Read Los misterios de Udolfo Online
Authors: Ann Radcliffe
Mientras tanto, el conde había regresado al comedor, al que se había retirado el grupo de amigos desde los cuartos del lado norte, tras el grito de Dorothée, y estaban entretenidos con preguntas sobre las habitaciones. El conde reprendió a sus invitados por su precipitada retirada y por su inclinación a las supersticiones y atendió sus preguntas. Trataron de si el espíritu, después de abandonar el cuerpo, puede volver a la tierra y si era posible que esos espíritus fueran visibles a los sentidos. El barón opinaba que lo primero era probable y lo último posible, y trató de justificar su punto de vista con citas de autoridades respetables, antiguas y modernas. Por el contrario, el conde estaba decididamente en contra de él y mantuvieron una larga conversación, en la que los argumentos de costumbre sobre el tema fueron manifestados por ambas partes y discutidas con candor pero sin lograr que cada una de ellas convergiera en la opinión de su oponente. El efecto de aquella conversación en el auditorio fue variada. Aunque el conde superó al barón por lo que se refiere a los argumentos, tuvo muchos menos seguidores; porque la tendencia, tan natural en la mente humana, a todo lo que permite distender sus facultades con lo maravilloso y lo asombroso, inclinó a la mayoría del lado del barón; y, pese a que muchas de las proposiciones del conde no podían ser rechazadas, sus oponentes se inclinaban a creer que era consecuencia de su propio deseo de conocimiento.
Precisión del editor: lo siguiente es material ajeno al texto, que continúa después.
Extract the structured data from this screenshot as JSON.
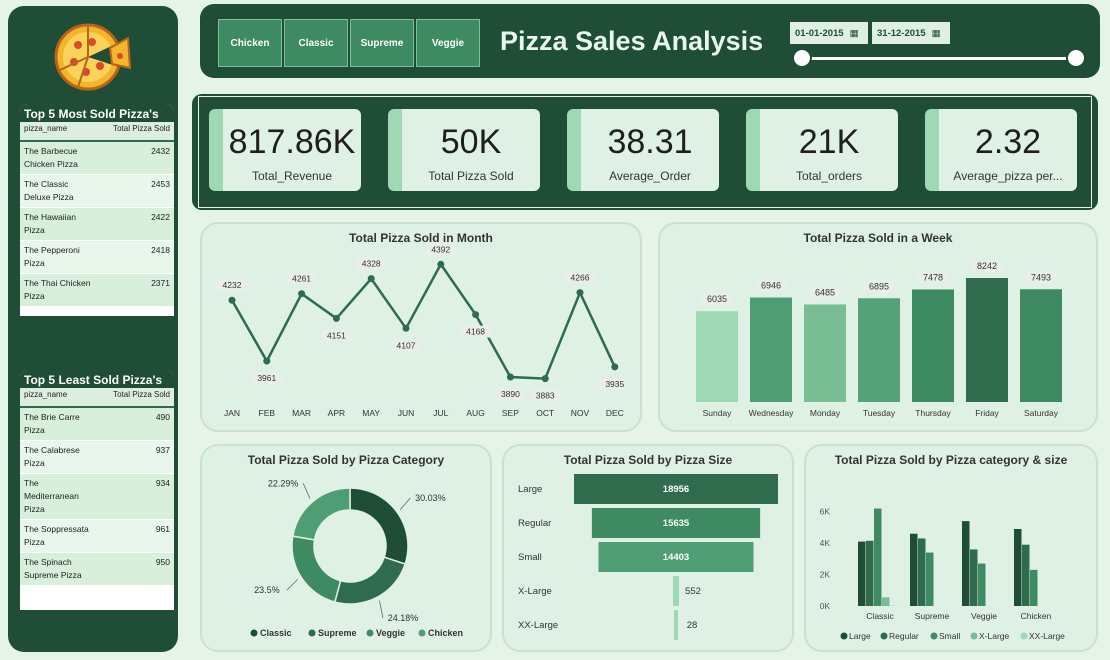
{
  "header": {
    "title": "Pizza Sales Analysis",
    "categories": [
      "Chicken",
      "Classic",
      "Supreme",
      "Veggie"
    ],
    "date_start": "01-01-2015",
    "date_end": "31-12-2015"
  },
  "top5_most": {
    "title": "Top 5 Most Sold Pizza's",
    "col_name": "pizza_name",
    "col_value": "Total Pizza Sold",
    "rows": [
      {
        "name": "The Barbecue Chicken Pizza",
        "value": "2432"
      },
      {
        "name": "The Classic Deluxe Pizza",
        "value": "2453"
      },
      {
        "name": "The Hawaiian Pizza",
        "value": "2422"
      },
      {
        "name": "The Pepperoni Pizza",
        "value": "2418"
      },
      {
        "name": "The Thai Chicken Pizza",
        "value": "2371"
      }
    ]
  },
  "top5_least": {
    "title": "Top 5 Least Sold Pizza's",
    "col_name": "pizza_name",
    "col_value": "Total Pizza Sold",
    "rows": [
      {
        "name": "The Brie Carre Pizza",
        "value": "490"
      },
      {
        "name": "The Calabrese Pizza",
        "value": "937"
      },
      {
        "name": "The Mediterranean Pizza",
        "value": "934"
      },
      {
        "name": "The Soppressata Pizza",
        "value": "961"
      },
      {
        "name": "The Spinach Supreme Pizza",
        "value": "950"
      }
    ]
  },
  "kpis": [
    {
      "value": "817.86K",
      "label": "Total_Revenue"
    },
    {
      "value": "50K",
      "label": "Total Pizza Sold"
    },
    {
      "value": "38.31",
      "label": "Average_Order"
    },
    {
      "value": "21K",
      "label": "Total_orders"
    },
    {
      "value": "2.32",
      "label": "Average_pizza per..."
    }
  ],
  "colors": {
    "dark": "#1f4d36",
    "mid": "#3e8a63",
    "light": "#9ed8b4",
    "bg": "#e5f3e8"
  },
  "chart_data": [
    {
      "type": "line",
      "title": "Total Pizza Sold in Month",
      "categories": [
        "JAN",
        "FEB",
        "MAR",
        "APR",
        "MAY",
        "JUN",
        "JUL",
        "AUG",
        "SEP",
        "OCT",
        "NOV",
        "DEC"
      ],
      "values": [
        4232,
        3961,
        4261,
        4151,
        4328,
        4107,
        4392,
        4168,
        3890,
        3883,
        4266,
        3935
      ],
      "ylim": [
        3850,
        4420
      ]
    },
    {
      "type": "bar",
      "title": "Total Pizza Sold in a Week",
      "categories": [
        "Sunday",
        "Wednesday",
        "Monday",
        "Tuesday",
        "Thursday",
        "Friday",
        "Saturday"
      ],
      "values": [
        6035,
        6946,
        6485,
        6895,
        7478,
        8242,
        7493
      ]
    },
    {
      "type": "pie",
      "title": "Total Pizza Sold by Pizza Category",
      "categories": [
        "Classic",
        "Supreme",
        "Veggie",
        "Chicken"
      ],
      "values": [
        30.03,
        24.18,
        23.5,
        22.29
      ],
      "labels": [
        "30.03%",
        "24.18%",
        "23.5%",
        "22.29%"
      ],
      "legend": "bottom"
    },
    {
      "type": "bar",
      "title": "Total Pizza Sold by Pizza Size",
      "orientation": "horizontal-funnel",
      "categories": [
        "Large",
        "Regular",
        "Small",
        "X-Large",
        "XX-Large"
      ],
      "values": [
        18956,
        15635,
        14403,
        552,
        28
      ]
    },
    {
      "type": "bar",
      "title": "Total Pizza Sold by Pizza category & size",
      "categories": [
        "Classic",
        "Supreme",
        "Veggie",
        "Chicken"
      ],
      "series": [
        {
          "name": "Large",
          "values": [
            4100,
            4600,
            5400,
            4900
          ]
        },
        {
          "name": "Regular",
          "values": [
            4150,
            4300,
            3600,
            3900
          ]
        },
        {
          "name": "Small",
          "values": [
            6200,
            3400,
            2700,
            2300
          ]
        },
        {
          "name": "X-Large",
          "values": [
            552,
            0,
            0,
            0
          ]
        },
        {
          "name": "XX-Large",
          "values": [
            28,
            0,
            0,
            0
          ]
        }
      ],
      "yticks": [
        "0K",
        "2K",
        "4K",
        "6K"
      ],
      "ylim": [
        0,
        7000
      ],
      "legend": "bottom"
    }
  ]
}
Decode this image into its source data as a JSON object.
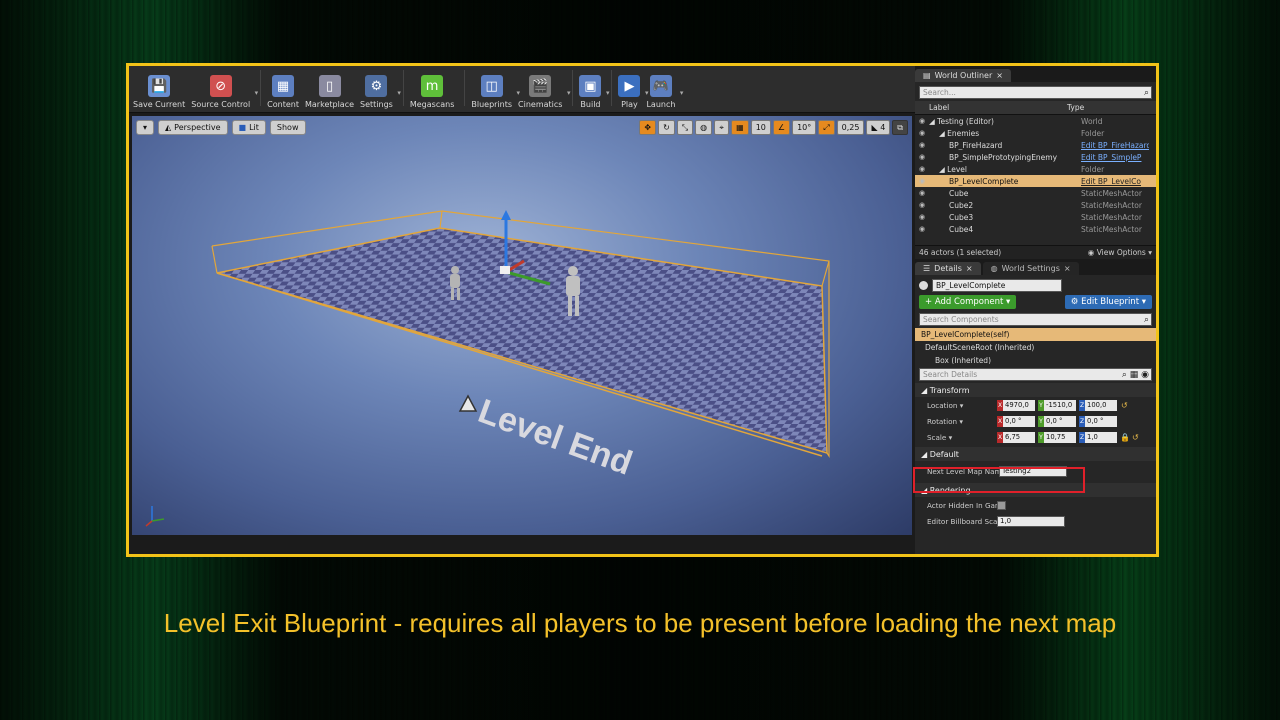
{
  "toolbar": {
    "items": [
      {
        "label": "Save Current",
        "icon": "save-icon",
        "color": "#6a8fd0",
        "glyph": "💾"
      },
      {
        "label": "Source Control",
        "icon": "source-control-icon",
        "color": "#d05050",
        "glyph": "⊘",
        "drop": true
      },
      {
        "label": "Content",
        "icon": "content-icon",
        "color": "#5d7fc0",
        "glyph": "▦"
      },
      {
        "label": "Marketplace",
        "icon": "marketplace-icon",
        "color": "#8a8aa0",
        "glyph": "▯"
      },
      {
        "label": "Settings",
        "icon": "settings-icon",
        "color": "#4f6ea0",
        "glyph": "⚙",
        "drop": true
      },
      {
        "label": "Megascans",
        "icon": "megascans-icon",
        "color": "#5fbf3a",
        "glyph": "m"
      },
      {
        "label": "Blueprints",
        "icon": "blueprints-icon",
        "color": "#5d7fc0",
        "glyph": "◫",
        "drop": true
      },
      {
        "label": "Cinematics",
        "icon": "cinematics-icon",
        "color": "#7a7a7a",
        "glyph": "🎬",
        "drop": true
      },
      {
        "label": "Build",
        "icon": "build-icon",
        "color": "#5d7fc0",
        "glyph": "▣",
        "drop": true
      },
      {
        "label": "Play",
        "icon": "play-icon",
        "color": "#3b6fbf",
        "glyph": "▶",
        "drop": true
      },
      {
        "label": "Launch",
        "icon": "launch-icon",
        "color": "#5d7fc0",
        "glyph": "🎮",
        "drop": true
      }
    ]
  },
  "viewport": {
    "perspective": "Perspective",
    "lit": "Lit",
    "show": "Show",
    "grid_snap": "10",
    "rot_snap": "10°",
    "scale_snap": "0,25",
    "camera_speed": "4",
    "floor_text": "Level End"
  },
  "outliner": {
    "tab": "World Outliner",
    "search_placeholder": "Search...",
    "col_label": "Label",
    "col_type": "Type",
    "rows": [
      {
        "name": "Testing (Editor)",
        "type": "World",
        "indent": 0,
        "link": false
      },
      {
        "name": "Enemies",
        "type": "Folder",
        "indent": 1,
        "link": false
      },
      {
        "name": "BP_FireHazard",
        "type": "Edit BP_FireHazard",
        "indent": 2,
        "link": true
      },
      {
        "name": "BP_SimplePrototypingEnemy",
        "type": "Edit BP_SimpleP",
        "indent": 2,
        "link": true
      },
      {
        "name": "Level",
        "type": "Folder",
        "indent": 1,
        "link": false
      },
      {
        "name": "BP_LevelComplete",
        "type": "Edit BP_LevelCo",
        "indent": 2,
        "link": true,
        "selected": true
      },
      {
        "name": "Cube",
        "type": "StaticMeshActor",
        "indent": 2,
        "link": false
      },
      {
        "name": "Cube2",
        "type": "StaticMeshActor",
        "indent": 2,
        "link": false
      },
      {
        "name": "Cube3",
        "type": "StaticMeshActor",
        "indent": 2,
        "link": false
      },
      {
        "name": "Cube4",
        "type": "StaticMeshActor",
        "indent": 2,
        "link": false
      }
    ],
    "actor_count": "46 actors (1 selected)",
    "view_options": "View Options"
  },
  "details": {
    "tab_details": "Details",
    "tab_world_settings": "World Settings",
    "actor_name": "BP_LevelComplete",
    "add_component": "+ Add Component",
    "edit_blueprint": "Edit Blueprint",
    "search_components": "Search Components",
    "components": [
      {
        "label": "BP_LevelComplete(self)",
        "selected": true
      },
      {
        "label": "DefaultSceneRoot (Inherited)",
        "selected": false
      },
      {
        "label": "Box (Inherited)",
        "selected": false
      }
    ],
    "search_details": "Search Details",
    "transform_title": "Transform",
    "location_label": "Location",
    "location": {
      "x": "4970,0",
      "y": "-1510,0",
      "z": "100,0"
    },
    "rotation_label": "Rotation",
    "rotation": {
      "x": "0,0 °",
      "y": "0,0 °",
      "z": "0,0 °"
    },
    "scale_label": "Scale",
    "scale": {
      "x": "6,75",
      "y": "10,75",
      "z": "1,0"
    },
    "default_title": "Default",
    "next_level_label": "Next Level Map Name",
    "next_level_value": "Testing2",
    "rendering_title": "Rendering",
    "hidden_label": "Actor Hidden In Game",
    "billboard_label": "Editor Billboard Scale",
    "billboard_value": "1,0"
  },
  "caption": "Level Exit Blueprint - requires all players to be present before loading the next map"
}
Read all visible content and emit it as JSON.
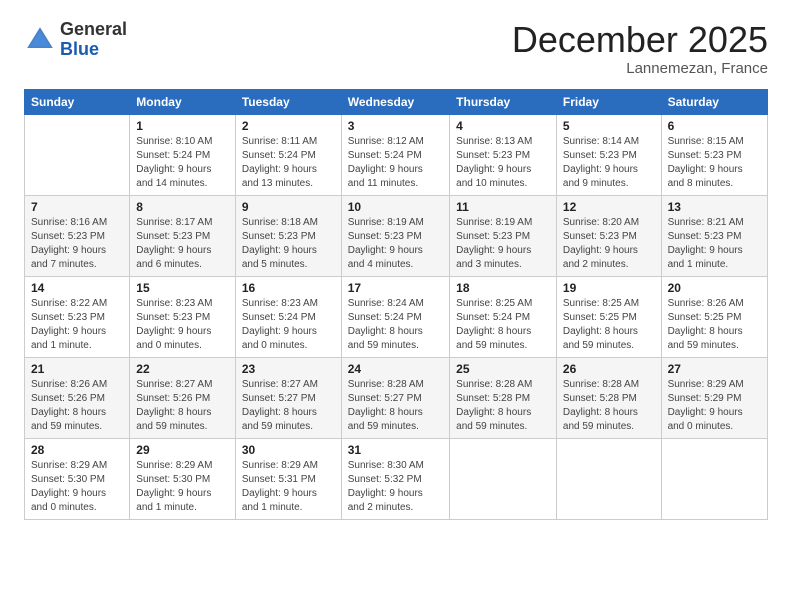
{
  "header": {
    "logo_general": "General",
    "logo_blue": "Blue",
    "month_title": "December 2025",
    "location": "Lannemezan, France"
  },
  "days_of_week": [
    "Sunday",
    "Monday",
    "Tuesday",
    "Wednesday",
    "Thursday",
    "Friday",
    "Saturday"
  ],
  "weeks": [
    [
      {
        "num": "",
        "info": ""
      },
      {
        "num": "1",
        "info": "Sunrise: 8:10 AM\nSunset: 5:24 PM\nDaylight: 9 hours\nand 14 minutes."
      },
      {
        "num": "2",
        "info": "Sunrise: 8:11 AM\nSunset: 5:24 PM\nDaylight: 9 hours\nand 13 minutes."
      },
      {
        "num": "3",
        "info": "Sunrise: 8:12 AM\nSunset: 5:24 PM\nDaylight: 9 hours\nand 11 minutes."
      },
      {
        "num": "4",
        "info": "Sunrise: 8:13 AM\nSunset: 5:23 PM\nDaylight: 9 hours\nand 10 minutes."
      },
      {
        "num": "5",
        "info": "Sunrise: 8:14 AM\nSunset: 5:23 PM\nDaylight: 9 hours\nand 9 minutes."
      },
      {
        "num": "6",
        "info": "Sunrise: 8:15 AM\nSunset: 5:23 PM\nDaylight: 9 hours\nand 8 minutes."
      }
    ],
    [
      {
        "num": "7",
        "info": "Sunrise: 8:16 AM\nSunset: 5:23 PM\nDaylight: 9 hours\nand 7 minutes."
      },
      {
        "num": "8",
        "info": "Sunrise: 8:17 AM\nSunset: 5:23 PM\nDaylight: 9 hours\nand 6 minutes."
      },
      {
        "num": "9",
        "info": "Sunrise: 8:18 AM\nSunset: 5:23 PM\nDaylight: 9 hours\nand 5 minutes."
      },
      {
        "num": "10",
        "info": "Sunrise: 8:19 AM\nSunset: 5:23 PM\nDaylight: 9 hours\nand 4 minutes."
      },
      {
        "num": "11",
        "info": "Sunrise: 8:19 AM\nSunset: 5:23 PM\nDaylight: 9 hours\nand 3 minutes."
      },
      {
        "num": "12",
        "info": "Sunrise: 8:20 AM\nSunset: 5:23 PM\nDaylight: 9 hours\nand 2 minutes."
      },
      {
        "num": "13",
        "info": "Sunrise: 8:21 AM\nSunset: 5:23 PM\nDaylight: 9 hours\nand 1 minute."
      }
    ],
    [
      {
        "num": "14",
        "info": "Sunrise: 8:22 AM\nSunset: 5:23 PM\nDaylight: 9 hours\nand 1 minute."
      },
      {
        "num": "15",
        "info": "Sunrise: 8:23 AM\nSunset: 5:23 PM\nDaylight: 9 hours\nand 0 minutes."
      },
      {
        "num": "16",
        "info": "Sunrise: 8:23 AM\nSunset: 5:24 PM\nDaylight: 9 hours\nand 0 minutes."
      },
      {
        "num": "17",
        "info": "Sunrise: 8:24 AM\nSunset: 5:24 PM\nDaylight: 8 hours\nand 59 minutes."
      },
      {
        "num": "18",
        "info": "Sunrise: 8:25 AM\nSunset: 5:24 PM\nDaylight: 8 hours\nand 59 minutes."
      },
      {
        "num": "19",
        "info": "Sunrise: 8:25 AM\nSunset: 5:25 PM\nDaylight: 8 hours\nand 59 minutes."
      },
      {
        "num": "20",
        "info": "Sunrise: 8:26 AM\nSunset: 5:25 PM\nDaylight: 8 hours\nand 59 minutes."
      }
    ],
    [
      {
        "num": "21",
        "info": "Sunrise: 8:26 AM\nSunset: 5:26 PM\nDaylight: 8 hours\nand 59 minutes."
      },
      {
        "num": "22",
        "info": "Sunrise: 8:27 AM\nSunset: 5:26 PM\nDaylight: 8 hours\nand 59 minutes."
      },
      {
        "num": "23",
        "info": "Sunrise: 8:27 AM\nSunset: 5:27 PM\nDaylight: 8 hours\nand 59 minutes."
      },
      {
        "num": "24",
        "info": "Sunrise: 8:28 AM\nSunset: 5:27 PM\nDaylight: 8 hours\nand 59 minutes."
      },
      {
        "num": "25",
        "info": "Sunrise: 8:28 AM\nSunset: 5:28 PM\nDaylight: 8 hours\nand 59 minutes."
      },
      {
        "num": "26",
        "info": "Sunrise: 8:28 AM\nSunset: 5:28 PM\nDaylight: 8 hours\nand 59 minutes."
      },
      {
        "num": "27",
        "info": "Sunrise: 8:29 AM\nSunset: 5:29 PM\nDaylight: 9 hours\nand 0 minutes."
      }
    ],
    [
      {
        "num": "28",
        "info": "Sunrise: 8:29 AM\nSunset: 5:30 PM\nDaylight: 9 hours\nand 0 minutes."
      },
      {
        "num": "29",
        "info": "Sunrise: 8:29 AM\nSunset: 5:30 PM\nDaylight: 9 hours\nand 1 minute."
      },
      {
        "num": "30",
        "info": "Sunrise: 8:29 AM\nSunset: 5:31 PM\nDaylight: 9 hours\nand 1 minute."
      },
      {
        "num": "31",
        "info": "Sunrise: 8:30 AM\nSunset: 5:32 PM\nDaylight: 9 hours\nand 2 minutes."
      },
      {
        "num": "",
        "info": ""
      },
      {
        "num": "",
        "info": ""
      },
      {
        "num": "",
        "info": ""
      }
    ]
  ]
}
Blanche estaba pálida y atenta, hasta que una mirada de su padre ridiculizándola, la hizo enrojecer y trató de superar los cuentos supersticiosos que le habían contado en el convento. Emily había escuchado con profunda atención la discusión de lo que para ella era un tema muy interesante y, recordando la aparición que había visto en la alcoba de la difunta marquesa, sintió escalofríos en varias ocasiones. Varias veces estuvo a punto de comentarlo, pero se detuvo ante el temor de preocupar al conde y de exponerse al ridículo, y, en ansiosa expectación por el resultado de la intrepidez de Ludovico, decidió que su silencio futuro tenía que depender de ello.
Cuando el grupo se separó para pasar la noche y el conde se retiró a su cuarto, el recuerdo del aspecto desolado que había visto en su propia casa le afectó profundamente, pero fue despertado de su sueño y de su silencio.
—¿Qué música es esa? —dijo de pronto a su mayordomo—, ¿quién toca a estas horas?
El hombre no contestó, y el conde continuó escuchando, añadiendo después:
—No es un músico cualquiera; toca el instrumento con mano delicada. ¿De quién se trata, Pierre?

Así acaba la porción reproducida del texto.